Militanti da tutta Europa si trovano nella capitale ungherese, dove è consentito un raduno neonazista che in Germania – e non solo – sarebbe impensabile. Ufficialmente il governo lo ha proibito, ma ha avuto luogo lo stesso, sotto al vessillo della normalità, come accade da trent’anni. Poco distante, sul palazzo del dicastero, sventolano le bandiere ungherese e europea, ma viene da chiedersi quanto sia distante, da qua, Bruxelles coi suoi valori.

Gli antifascisti della contro-manifestazione di piazza Szell Kalman, a cinquecento metri di distanza, hanno avvertito i compagni. A nome di tutti parla una ragazza, mascherata da un baldacchino di bandiere per evitare di essere riconosciuta: non girate da soli, non fatevi fotografare, metteranno i nostri nomi su internet. E vi verranno a prendere. Poi offre un numero di telefono per l’assistenza legale, nel caso a intervenire fosse la polizia. Le parole scorrono mentre poco distante risuona Bella ciao, l’inno della Resistenza italiana.

Le due anime del 10 febbraio di Budapest, nera e antifascista, si sfiorano alle 16.30, ai piedi della collina del castello, quando passa il corteo della protesta rossa. Un cordone di polizia a impedire ogni contatto. Dura pochi istanti, poi le strade si dividono di nuovo. L’anno scorso, nello stesso giorno, i fatti che hanno portato all’arresto di Ilaria Salis. “Il punto è che Salis ha commesso un reato in un Paese che non è il suo – dice una giornalista locale, di area governativa -. C’è un autista nostro connazionale in carcere da voi, in Italia.
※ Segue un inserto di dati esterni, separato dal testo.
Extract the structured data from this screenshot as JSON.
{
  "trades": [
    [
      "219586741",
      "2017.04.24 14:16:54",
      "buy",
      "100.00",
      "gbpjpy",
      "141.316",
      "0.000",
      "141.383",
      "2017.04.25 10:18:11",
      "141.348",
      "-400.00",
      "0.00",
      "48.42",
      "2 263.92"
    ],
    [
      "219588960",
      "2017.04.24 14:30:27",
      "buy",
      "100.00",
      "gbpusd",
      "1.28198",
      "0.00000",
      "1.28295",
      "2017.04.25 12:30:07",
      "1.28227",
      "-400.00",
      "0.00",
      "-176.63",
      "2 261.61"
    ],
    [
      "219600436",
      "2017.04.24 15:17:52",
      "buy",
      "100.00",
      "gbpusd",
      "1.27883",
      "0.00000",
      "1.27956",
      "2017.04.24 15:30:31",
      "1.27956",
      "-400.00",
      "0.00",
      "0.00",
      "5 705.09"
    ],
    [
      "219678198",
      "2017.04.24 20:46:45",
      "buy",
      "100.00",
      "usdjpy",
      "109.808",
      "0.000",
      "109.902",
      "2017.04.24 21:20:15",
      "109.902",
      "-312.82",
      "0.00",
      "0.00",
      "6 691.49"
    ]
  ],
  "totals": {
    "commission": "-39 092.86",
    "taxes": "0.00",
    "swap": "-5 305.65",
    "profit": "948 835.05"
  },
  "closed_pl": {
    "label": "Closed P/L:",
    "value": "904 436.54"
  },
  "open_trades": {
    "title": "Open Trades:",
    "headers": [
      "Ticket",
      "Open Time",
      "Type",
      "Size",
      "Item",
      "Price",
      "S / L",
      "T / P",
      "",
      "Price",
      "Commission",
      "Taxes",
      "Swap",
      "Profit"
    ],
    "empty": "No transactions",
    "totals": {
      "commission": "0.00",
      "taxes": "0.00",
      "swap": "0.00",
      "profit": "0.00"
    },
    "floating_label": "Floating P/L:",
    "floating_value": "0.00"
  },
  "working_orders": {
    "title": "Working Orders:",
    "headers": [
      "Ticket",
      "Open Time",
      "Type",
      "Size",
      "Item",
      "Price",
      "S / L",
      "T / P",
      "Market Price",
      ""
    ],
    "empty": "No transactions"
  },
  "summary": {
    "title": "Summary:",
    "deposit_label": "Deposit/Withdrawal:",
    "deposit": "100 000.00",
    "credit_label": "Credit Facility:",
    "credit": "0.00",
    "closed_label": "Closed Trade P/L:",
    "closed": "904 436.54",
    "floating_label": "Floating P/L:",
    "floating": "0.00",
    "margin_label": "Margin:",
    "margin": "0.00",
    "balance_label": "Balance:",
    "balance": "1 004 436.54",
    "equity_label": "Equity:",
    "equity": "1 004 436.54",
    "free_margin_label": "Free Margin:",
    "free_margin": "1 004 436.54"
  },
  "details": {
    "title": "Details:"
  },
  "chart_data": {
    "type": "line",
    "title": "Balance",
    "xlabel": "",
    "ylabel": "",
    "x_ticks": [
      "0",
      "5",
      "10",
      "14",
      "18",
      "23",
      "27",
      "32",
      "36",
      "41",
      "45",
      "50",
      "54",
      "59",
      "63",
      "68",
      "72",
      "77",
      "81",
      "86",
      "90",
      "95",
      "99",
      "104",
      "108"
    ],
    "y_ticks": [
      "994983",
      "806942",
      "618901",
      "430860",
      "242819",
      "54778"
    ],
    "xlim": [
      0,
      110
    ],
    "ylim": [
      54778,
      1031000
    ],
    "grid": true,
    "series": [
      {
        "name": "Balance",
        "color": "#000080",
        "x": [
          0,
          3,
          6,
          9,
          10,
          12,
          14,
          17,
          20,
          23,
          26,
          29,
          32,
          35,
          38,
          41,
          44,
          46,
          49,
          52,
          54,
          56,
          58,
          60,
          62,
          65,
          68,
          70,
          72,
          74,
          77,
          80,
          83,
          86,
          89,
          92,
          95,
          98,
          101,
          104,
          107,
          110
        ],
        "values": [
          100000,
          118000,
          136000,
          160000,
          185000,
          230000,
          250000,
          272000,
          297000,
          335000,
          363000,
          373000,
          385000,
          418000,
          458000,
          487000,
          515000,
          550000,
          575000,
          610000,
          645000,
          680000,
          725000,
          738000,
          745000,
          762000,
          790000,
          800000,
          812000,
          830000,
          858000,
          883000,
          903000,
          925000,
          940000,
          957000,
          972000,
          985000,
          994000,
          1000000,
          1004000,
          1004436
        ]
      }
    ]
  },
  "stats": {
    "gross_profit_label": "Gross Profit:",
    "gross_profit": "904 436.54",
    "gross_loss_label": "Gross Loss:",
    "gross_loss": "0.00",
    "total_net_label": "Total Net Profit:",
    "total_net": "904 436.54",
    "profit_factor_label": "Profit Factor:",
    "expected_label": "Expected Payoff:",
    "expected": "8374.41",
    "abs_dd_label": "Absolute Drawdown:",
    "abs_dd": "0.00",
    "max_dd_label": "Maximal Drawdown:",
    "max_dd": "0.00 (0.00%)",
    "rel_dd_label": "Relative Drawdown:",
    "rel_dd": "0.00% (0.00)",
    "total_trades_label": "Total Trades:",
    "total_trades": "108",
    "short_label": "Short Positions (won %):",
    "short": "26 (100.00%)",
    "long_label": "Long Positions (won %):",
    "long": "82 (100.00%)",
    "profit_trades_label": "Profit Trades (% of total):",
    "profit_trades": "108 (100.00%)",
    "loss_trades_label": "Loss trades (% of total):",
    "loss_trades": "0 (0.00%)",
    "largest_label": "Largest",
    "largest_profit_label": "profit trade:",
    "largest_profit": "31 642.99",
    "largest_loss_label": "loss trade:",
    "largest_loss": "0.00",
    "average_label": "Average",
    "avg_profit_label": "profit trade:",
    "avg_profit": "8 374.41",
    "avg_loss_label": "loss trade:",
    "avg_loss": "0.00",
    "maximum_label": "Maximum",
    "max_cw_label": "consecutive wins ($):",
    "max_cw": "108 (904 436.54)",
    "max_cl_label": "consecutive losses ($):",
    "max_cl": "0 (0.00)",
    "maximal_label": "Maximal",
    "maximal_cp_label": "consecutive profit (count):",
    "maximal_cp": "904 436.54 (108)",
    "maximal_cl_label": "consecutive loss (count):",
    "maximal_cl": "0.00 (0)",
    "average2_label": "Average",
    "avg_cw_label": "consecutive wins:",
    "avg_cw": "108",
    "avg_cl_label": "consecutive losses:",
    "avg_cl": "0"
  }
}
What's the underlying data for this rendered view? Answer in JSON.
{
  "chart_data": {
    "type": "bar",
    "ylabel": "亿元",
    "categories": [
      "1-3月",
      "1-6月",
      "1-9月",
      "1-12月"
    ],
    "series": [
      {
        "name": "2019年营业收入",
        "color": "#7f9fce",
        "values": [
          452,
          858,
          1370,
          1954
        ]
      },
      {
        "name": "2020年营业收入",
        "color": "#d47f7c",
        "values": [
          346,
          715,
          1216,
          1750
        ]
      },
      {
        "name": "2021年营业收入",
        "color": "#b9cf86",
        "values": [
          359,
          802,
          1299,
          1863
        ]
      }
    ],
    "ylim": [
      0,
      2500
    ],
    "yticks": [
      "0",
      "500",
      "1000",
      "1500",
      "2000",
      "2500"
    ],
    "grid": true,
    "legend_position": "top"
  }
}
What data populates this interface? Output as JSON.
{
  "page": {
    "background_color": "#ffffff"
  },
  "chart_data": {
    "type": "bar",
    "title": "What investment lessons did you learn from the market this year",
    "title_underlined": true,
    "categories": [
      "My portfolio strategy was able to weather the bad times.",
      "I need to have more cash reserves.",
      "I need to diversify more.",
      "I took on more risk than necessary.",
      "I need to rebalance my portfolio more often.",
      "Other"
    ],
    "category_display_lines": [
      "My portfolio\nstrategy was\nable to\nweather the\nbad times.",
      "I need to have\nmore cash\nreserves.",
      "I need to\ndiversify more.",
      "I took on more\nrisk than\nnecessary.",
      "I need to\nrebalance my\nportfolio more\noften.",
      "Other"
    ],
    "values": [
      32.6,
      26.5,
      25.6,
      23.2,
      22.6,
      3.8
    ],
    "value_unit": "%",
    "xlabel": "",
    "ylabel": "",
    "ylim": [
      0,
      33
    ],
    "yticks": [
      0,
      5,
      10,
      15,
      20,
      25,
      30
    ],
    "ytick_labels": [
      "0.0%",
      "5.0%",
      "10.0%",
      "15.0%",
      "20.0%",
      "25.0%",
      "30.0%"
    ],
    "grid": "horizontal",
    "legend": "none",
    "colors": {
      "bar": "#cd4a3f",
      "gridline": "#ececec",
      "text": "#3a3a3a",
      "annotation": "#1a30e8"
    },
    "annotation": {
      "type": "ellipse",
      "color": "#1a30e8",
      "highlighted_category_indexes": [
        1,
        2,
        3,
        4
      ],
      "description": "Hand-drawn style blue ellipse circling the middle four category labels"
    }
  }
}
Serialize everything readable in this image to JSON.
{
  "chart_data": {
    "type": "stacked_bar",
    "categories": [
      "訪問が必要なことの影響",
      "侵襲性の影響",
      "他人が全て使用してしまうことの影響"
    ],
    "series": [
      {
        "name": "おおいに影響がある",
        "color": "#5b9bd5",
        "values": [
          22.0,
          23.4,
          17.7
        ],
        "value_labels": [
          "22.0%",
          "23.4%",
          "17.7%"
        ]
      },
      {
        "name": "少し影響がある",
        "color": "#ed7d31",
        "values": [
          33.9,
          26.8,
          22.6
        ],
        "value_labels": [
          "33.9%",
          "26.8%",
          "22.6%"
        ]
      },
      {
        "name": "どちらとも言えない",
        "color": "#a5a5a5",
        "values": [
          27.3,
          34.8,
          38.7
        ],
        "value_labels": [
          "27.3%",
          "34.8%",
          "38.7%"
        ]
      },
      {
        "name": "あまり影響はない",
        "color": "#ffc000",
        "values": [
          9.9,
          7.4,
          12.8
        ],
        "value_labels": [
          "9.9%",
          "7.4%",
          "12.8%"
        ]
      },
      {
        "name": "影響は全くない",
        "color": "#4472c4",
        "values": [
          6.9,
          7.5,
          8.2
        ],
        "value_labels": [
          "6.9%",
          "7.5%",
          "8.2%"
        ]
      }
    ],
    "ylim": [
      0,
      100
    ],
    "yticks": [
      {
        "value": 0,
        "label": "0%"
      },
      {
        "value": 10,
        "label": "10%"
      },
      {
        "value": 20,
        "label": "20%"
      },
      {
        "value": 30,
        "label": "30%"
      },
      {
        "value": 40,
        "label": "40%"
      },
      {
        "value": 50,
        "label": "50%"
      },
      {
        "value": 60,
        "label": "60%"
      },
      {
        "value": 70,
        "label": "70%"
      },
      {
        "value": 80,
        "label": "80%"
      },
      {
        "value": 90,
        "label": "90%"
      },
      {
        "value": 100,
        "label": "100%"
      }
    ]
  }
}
Guidava un pullman dalle parti di Verona, ha subito un processo ed è stato condannato. E chi ha protestato da Budapest?”. Il problema è la sproporzione, proviamo a ribattere. “Ma le leggi sono diverse, qui funziona così”.

“Non è la Bielorussia”

È molto difficile essere gay, ebrei, rom, sinti in questo paese – riprende Arabella -. E anche essere attivisti. Perché il governo non viene a picchiarti, non è la Bielorussia, dove la dittatura è sfacciata. Ci sono modi molto più sottili per bloccare il dissenso. E passano dalle amicizie, ma anche dal sistema scolastico”. Il ventennio del presidente Viktor Orbán presenta il conto e l’equazione sicurezza meno libertà fa presa nel pubblico. Che, nonostante tutto, continua a votarlo.

Lo splendore di Budapest si scioglie nel buio. Le tute mimetiche e le croci celtiche, i fucili e le teste rasate si dirigono verso i boschi. Lontano dai luoghi delle manifestazioni, la città riprende a vivere la vita un sabato sera come tanti: i ragazzi nei bar, le birre. Restano le immagini e la sensazione di aver assistito a qualcosa che altrove non sarebbe stato possibile. “Hanno tutti il diritto di manifestare – riprende la collega della stampa locale -. O no?